Application of abelian holonomy formalism to the elementary theory of numbers

TL;DR

This paper explores the connection between abelian holonomy operators in conformal field theory and number theory, particularly linking zero-mode holonomy to the Riemann zeta function and prime number scattering.

Contribution

It introduces a novel application of abelian holonomy formalism to elementary number theory, relating zero-mode holonomy operators to the Riemann zeta function and prime scattering amplitudes.

Findings

Zero-mode holonomy operators can be expressed using Riemann's zeta function.

A generalized linking number concept is developed via vacuum expectation values.

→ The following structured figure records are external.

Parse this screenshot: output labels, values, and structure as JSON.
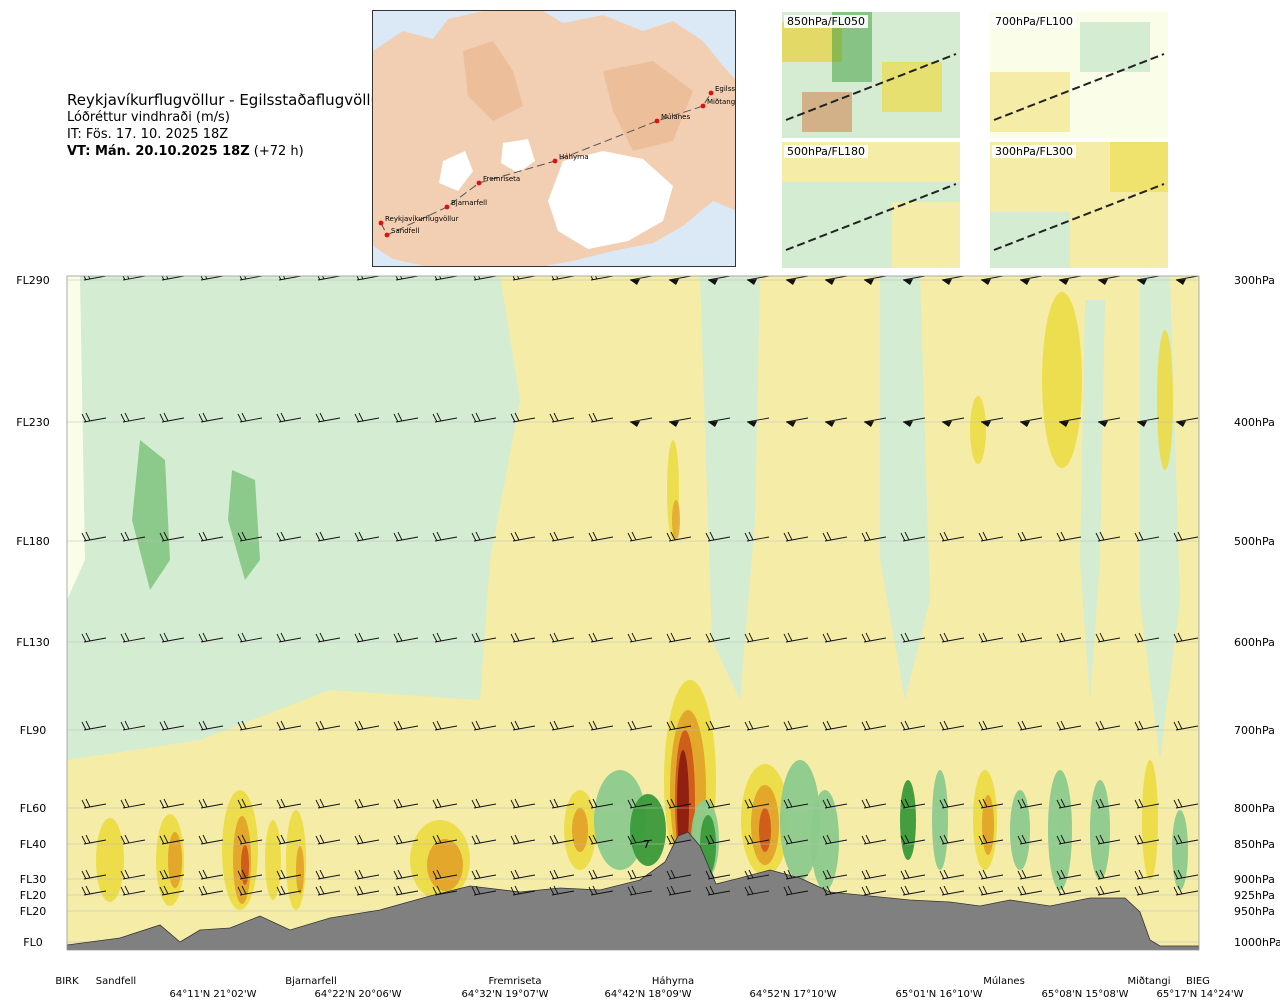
{
  "header": {
    "title": "Reykjavíkurflugvöllur - Egilsstaðaflugvöllur",
    "subtitle": "Lóðréttur vindhraði (m/s)",
    "issue_time": "IT: Fös. 17. 10. 2025 18Z",
    "valid_time_bold": "VT: Mán. 20.10.2025 18Z",
    "valid_time_offset": "(+72 h)"
  },
  "route_map": {
    "points": [
      {
        "name": "Reykjavíkurflugvöllur"
      },
      {
        "name": "Sandfell"
      },
      {
        "name": "Bjarnarfell"
      },
      {
        "name": "Fremriseta"
      },
      {
        "name": "Háhyrna"
      },
      {
        "name": "Múlanes"
      },
      {
        "name": "Miðtangi"
      },
      {
        "name": "Egilsstaðir"
      }
    ],
    "colors": {
      "land": "#f2cfb3",
      "sea": "#dbe9f6",
      "glacier": "#ffffff",
      "route_point": "#e01010"
    }
  },
  "thumbnails": [
    {
      "label": "850hPa/FL050"
    },
    {
      "label": "700hPa/FL100"
    },
    {
      "label": "500hPa/FL180"
    },
    {
      "label": "300hPa/FL300"
    }
  ],
  "chart_data": {
    "type": "cross-section",
    "title": "Lóðréttur vindhraði (m/s)",
    "left_axis_levels": [
      "FL290",
      "FL230",
      "FL180",
      "FL130",
      "FL90",
      "FL60",
      "FL40",
      "FL30",
      "FL20",
      "FL20",
      "FL0"
    ],
    "right_axis_levels": [
      "300hPa",
      "400hPa",
      "500hPa",
      "600hPa",
      "700hPa",
      "800hPa",
      "850hPa",
      "900hPa",
      "925hPa",
      "950hPa",
      "1000hPa"
    ],
    "pressure_hpa": [
      300,
      400,
      500,
      600,
      700,
      800,
      850,
      900,
      925,
      950,
      1000
    ],
    "stations": [
      "BIRK",
      "Sandfell",
      "Bjarnarfell",
      "Fremriseta",
      "Háhyrna",
      "Múlanes",
      "Miðtangi",
      "BIEG"
    ],
    "coordinates": [
      "64°11'N 21°02'W",
      "64°22'N 20°06'W",
      "64°32'N 19°07'W",
      "64°42'N 18°09'W",
      "64°52'N 17°10'W",
      "65°01'N 16°10'W",
      "65°08'N 15°08'W",
      "65°17'N 14°24'W"
    ],
    "field_colors": {
      "strong_down": "#3a9a3a",
      "moderate_down": "#8cca8c",
      "weak_down": "#d3ecd2",
      "near_zero": "#fafde8",
      "weak_up": "#f5eda7",
      "moderate_up": "#ecdc46",
      "strong_up": "#e3a32a",
      "very_strong_up": "#cf5a1a",
      "extreme_up": "#8c1c10",
      "terrain": "#808080"
    },
    "max_marker": "7"
  }
}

The framework offers a physical interpretation of the Riemann hypothesis.

Abstract

We consider an abelian holonomy operator in two-dimensional conformal field theory with zero-mode contributions. The analysis is made possible by use of a geometric-quantization scheme for abelian Chern-Simons theory on $S^1 \times S^1 \times {\bf R}$. We find that a purely zero-mode part of the holonomy operator can be expressed in terms of Riemann's zeta function. We also show that a generalization of linking numbers can be obtained in terms of the vacuum expectation values of the zero-mode holonomy operators. Inspired by mathematical analogies between linking numbers and Legendre symbols, we then apply these results to a space of ${\bf F}_p = {\bf Z}/ p {\bf Z}$ where $p$ is an odd prime number. This enables us to calculate "scattering amplitudes" of identical odd primes in the holonomy formalism. In this framework, the Riemann hypothesis can be interpreted by means of a physically obvious fact, i.e., there is no notion of "scattering" for a single-particle system. Abelian gauge theories described by the zero-mode holonomy operators will be useful for studies on quantum aspects of topology and number theory.